This blog is a companion to the Filter Magic app I wrote. The app runs on Mac OS and lets you explore and play with every single Core Image filter that exists (a.k.a. CIFIlter). The app provides a lot of useful hints and examples, but I felt you might benefit from some additional information which you will find in this blog.

I had a lot of fun writing the FilterMagic app, as well as a fair amount of frustration. Given the scarcity of documentation I had to figure out many things on my own through a lot of trial and error and the detective work of connecting the dots between disparate pieces of information scattered around the Internet. In many cases I had to figure out not only how to do it but what the expected result should be, why does that filter even exist? E.g. some filters are only meant to be used in combination with others and the only way to validate if it was applied correctly is to run its output through the filters it’s supposed to be combined with.

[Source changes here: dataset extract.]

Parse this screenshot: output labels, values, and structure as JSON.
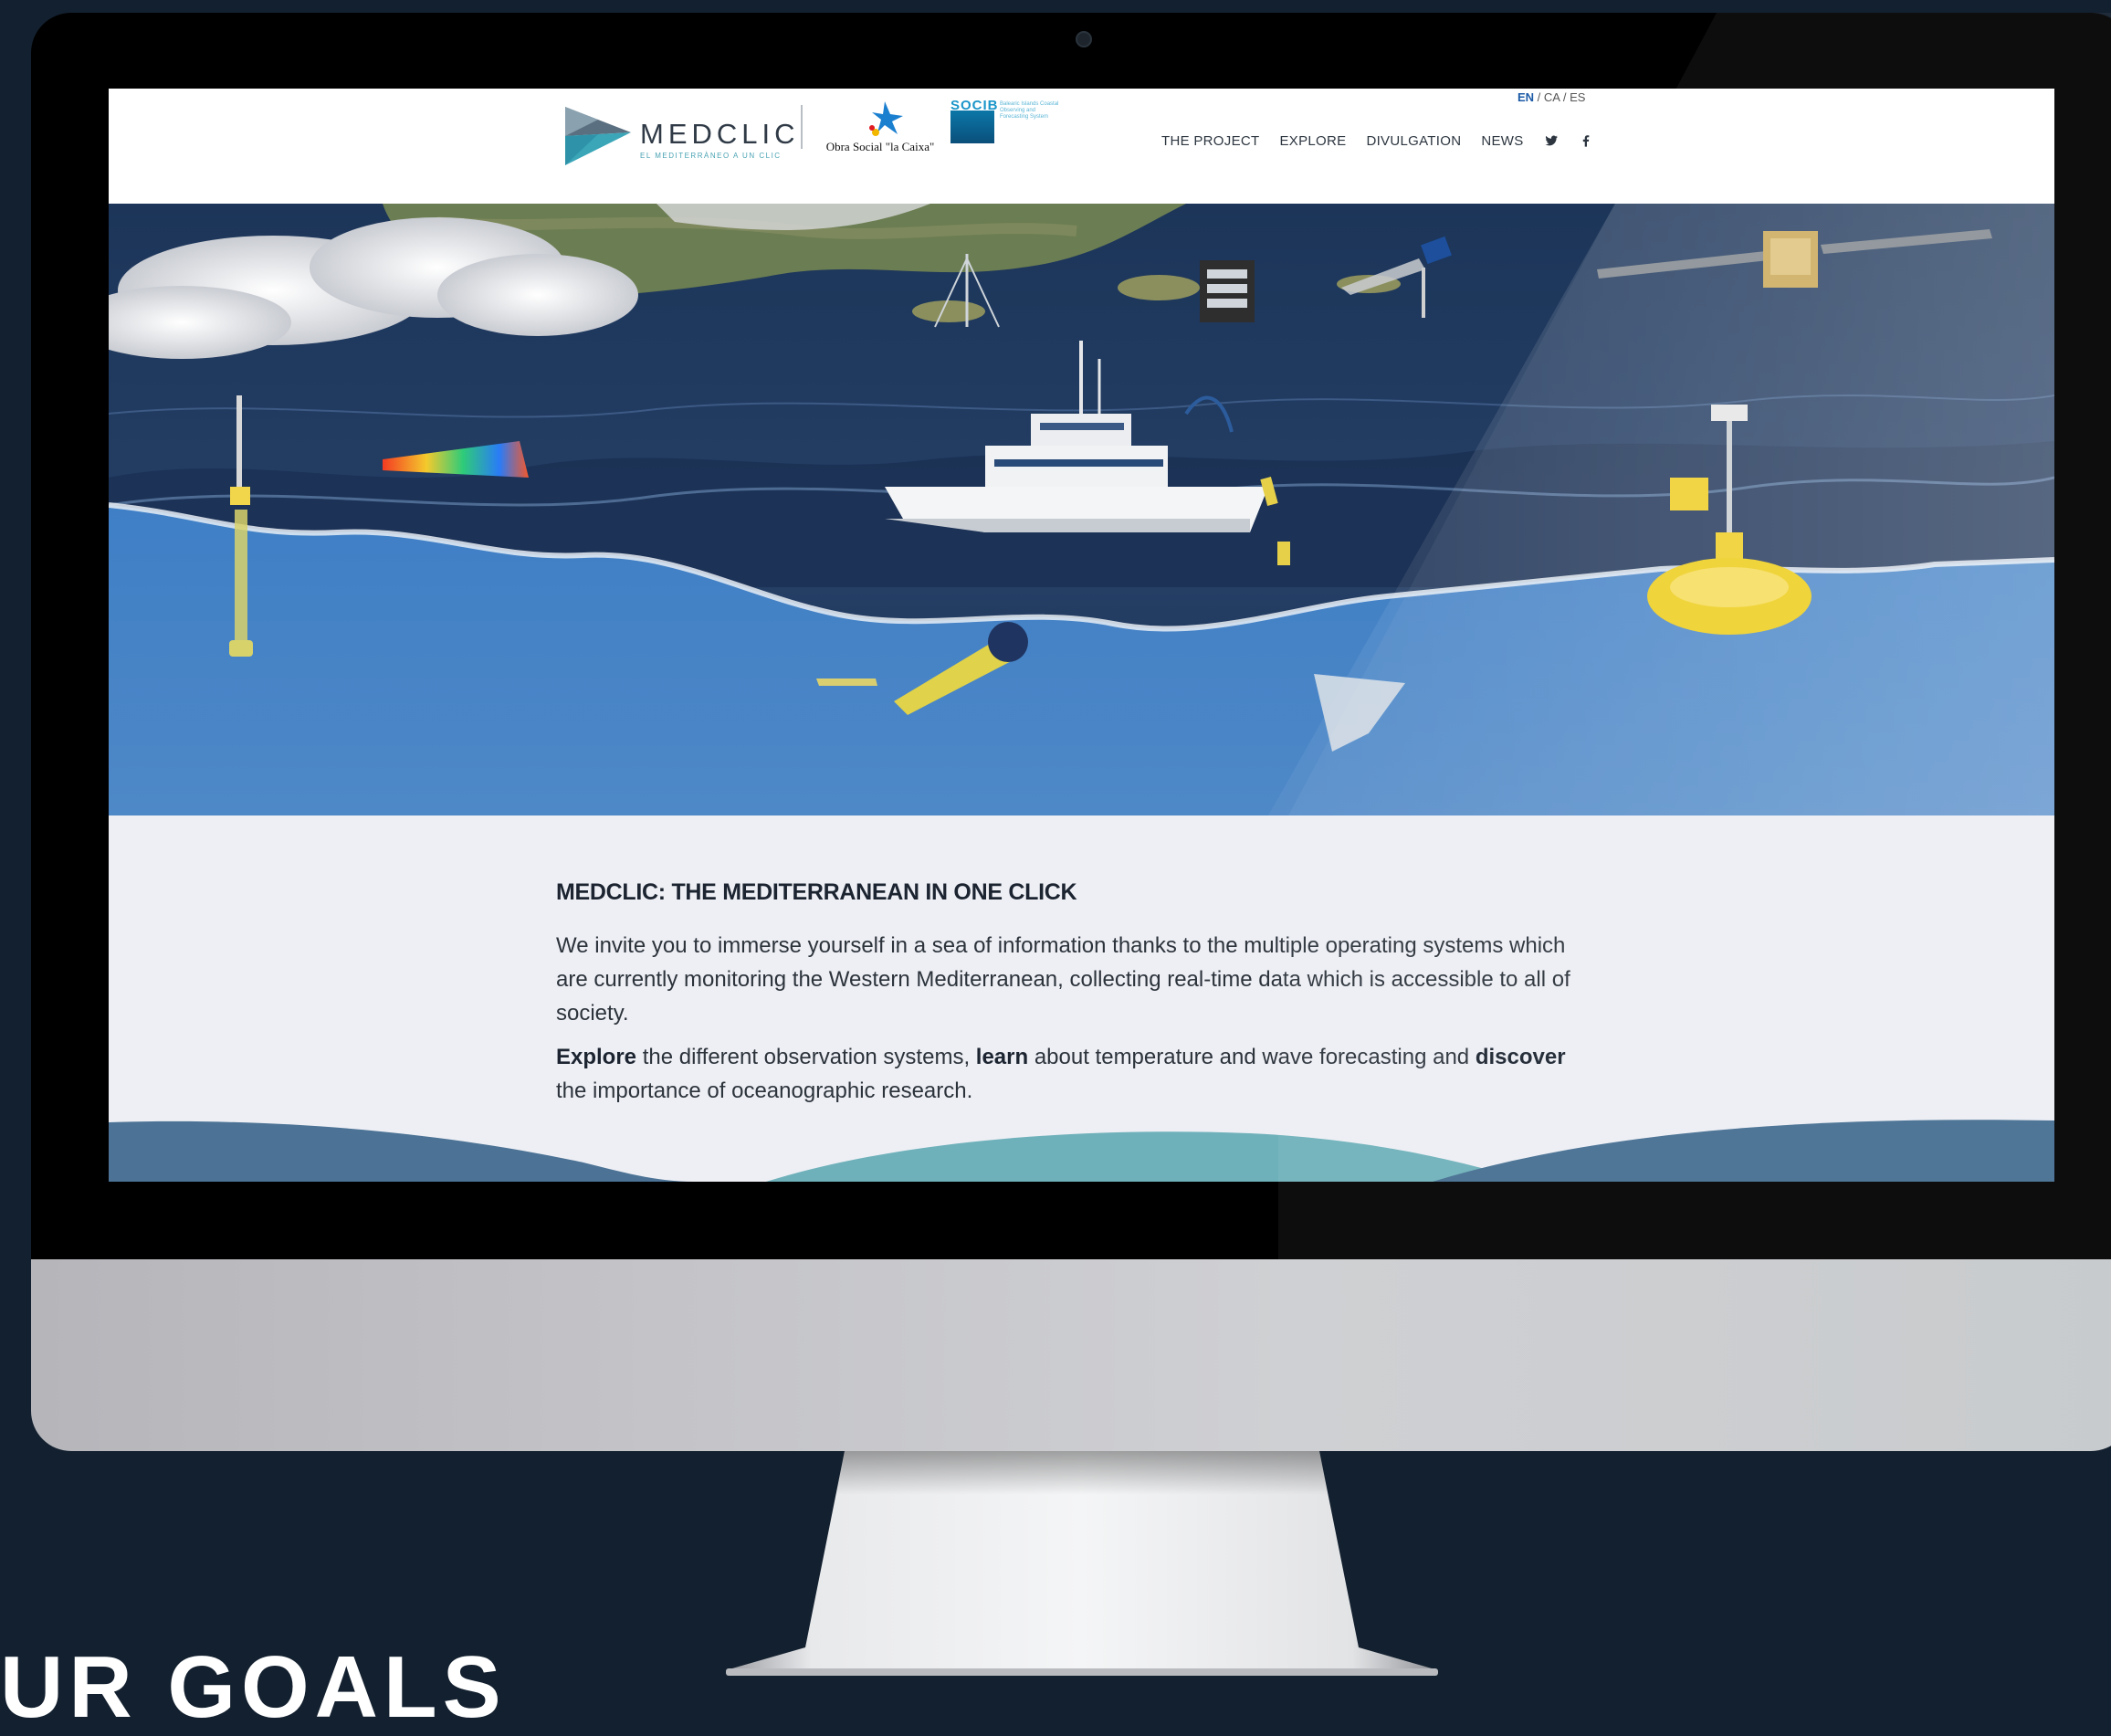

Needless to say that I’ve learned a lot through that process. And I wouldn’t be able to do it if there were no developers out there who have gone through the struggle already and were willing to share their knowledge with the community. Now it’s my turn to share what I learned and that’s what this blog is about. 

I’ll take it filter by filter, starting with the most challenging or the most interesting ones. For each filter there is an overview post where I explain the filter’s purpose, common use cases and provide detailed description of its inputs. You can also see how the filter can be used in practice by downloading a sample project written in Swift UI. A separate post contains complete walk through of the source code for those who are interested to follow me along while writing it from scratch.

DISCLAIMER. Since there is very little official documentation to refer to, and the knowledge I am going to share for the most part came through experimentation, I might have gotten some things wrong. There could be gaps in my assumptions or lack of understanding which might have led me in the wrong direction. I’ll be more than happy to stay corrected if that’s the case. So any constructive feedback or criticism is totally welcome.